In order to continue to develop and rationalise the management of the HOS, staff will participate in review and development of working policies and procedures e.g. guidelines of how to manage child illness and emergency situations. Where appropriate this will be conducted together with the Foster Home in order to standardise certain practices.

7.2 System of planning, monitoring and review implemented.
During 2003 the HOS Coordinator will be facilitated in adopting 'action, reflection, learning' processes to project management. Clearer systems will be developed for monitoring and evaluation of different aspects of the work. Regular progress reports will be provided to donors and government according to their requirements. It is proposed that the staffing component/ratio will be reassessed during the year.

Other recommendations made from the Nov. 2003 review will be implemented.
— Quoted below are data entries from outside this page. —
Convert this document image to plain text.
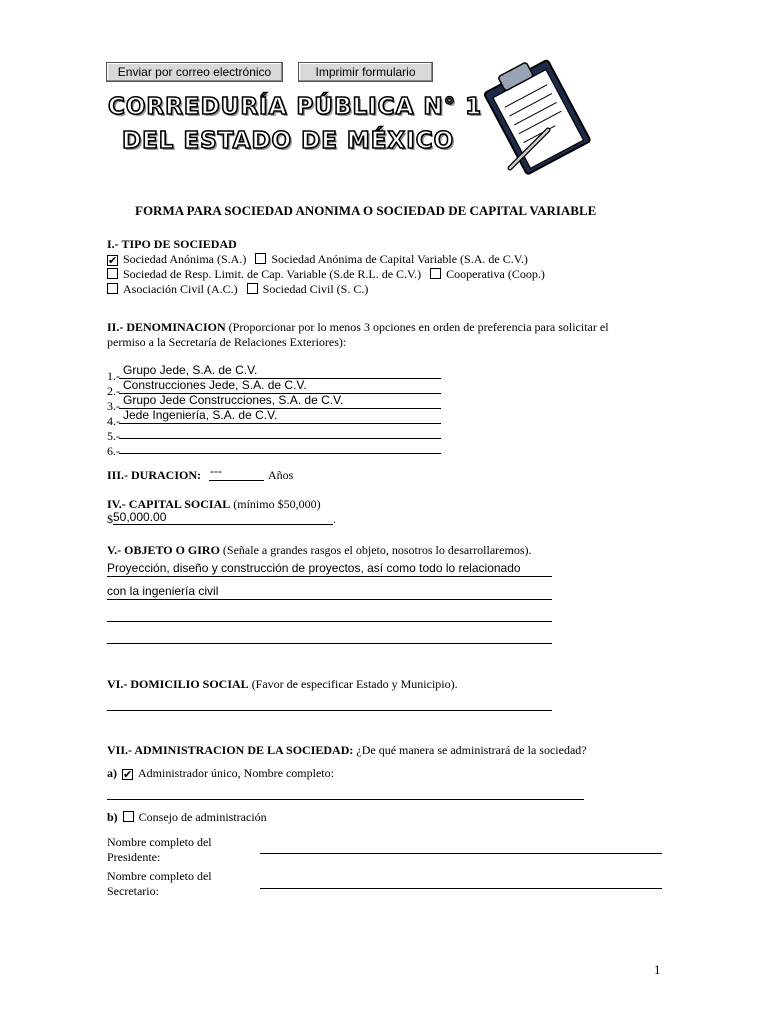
Enviar por correo electrónico	Imprimir formulario
CORREDURÍA PÚBLICA N° 1
DEL ESTADO DE MÉXICO
FORMA PARA SOCIEDAD ANONIMA O SOCIEDAD DE CAPITAL VARIABLE
I.- TIPO DE SOCIEDAD
✔ Sociedad Anónima (S.A.) Sociedad Anónima de Capital Variable (S.A. de C.V.)
Sociedad de Resp. Limit. de Cap. Variable (S.de R.L. de C.V.) Cooperativa (Coop.)
Asociación Civil (A.C.) Sociedad Civil (S. C.)
II.- DENOMINACION (Proporcionar por lo menos 3 opciones en orden de preferencia para solicitar el
permiso a la Secretaría de Relaciones Exteriores):
1.- Grupo Jede, S.A. de C.V.
2.- Construcciones Jede, S.A. de C.V.
3.- Grupo Jede Construcciones, S.A. de C.V.
4.- Jede Ingeniería, S.A. de C.V.
5.-
6.-
III.- DURACION: ---	Años
IV.- CAPITAL SOCIAL (mínimo $50,000)
$ 50,000.00	.
V.- OBJETO O GIRO (Señale a grandes rasgos el objeto, nosotros lo desarrollaremos).
Proyección, diseño y construcción de proyectos, así como todo lo relacionado
con la ingeniería civil
VI.- DOMICILIO SOCIAL (Favor de especificar Estado y Municipio).
VII.- ADMINISTRACION DE LA SOCIEDAD: ¿De qué manera se administrará de la sociedad?
a) ✔ Administrador único, Nombre completo:
b) Consejo de administración
Nombre completo del
Presidente:
Nombre completo del
Secretario:
1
Limitations, constraints and risks (TOP)

  1. Funding - establishing a long term funding base for the home will be essential.
  2. Integration with public schools - The education system in general, schools and teachers in particular, are seen to have a low capacity and awareness of issues relating to disabled children. Challenges exist in areas of access and acceptance of children with special needs into mainstream schools.
  3. Capacity and responsibility of Government staff - maintaining active involvement of government departments will be essential to ensure that the HOS model is promoted and adequately supported.
  4. Adult with disabilities - presently there is no provision made for severely disabled adults. Although the oldest child in the HOS is only 13 years old, consideration will need to be given to the long-term future.
  5. It is likely that the expatriate technical support of DAC will be reduced in 2003. Therefore capacity building of the staff and particularly of the HOS Coordinator will be imperative.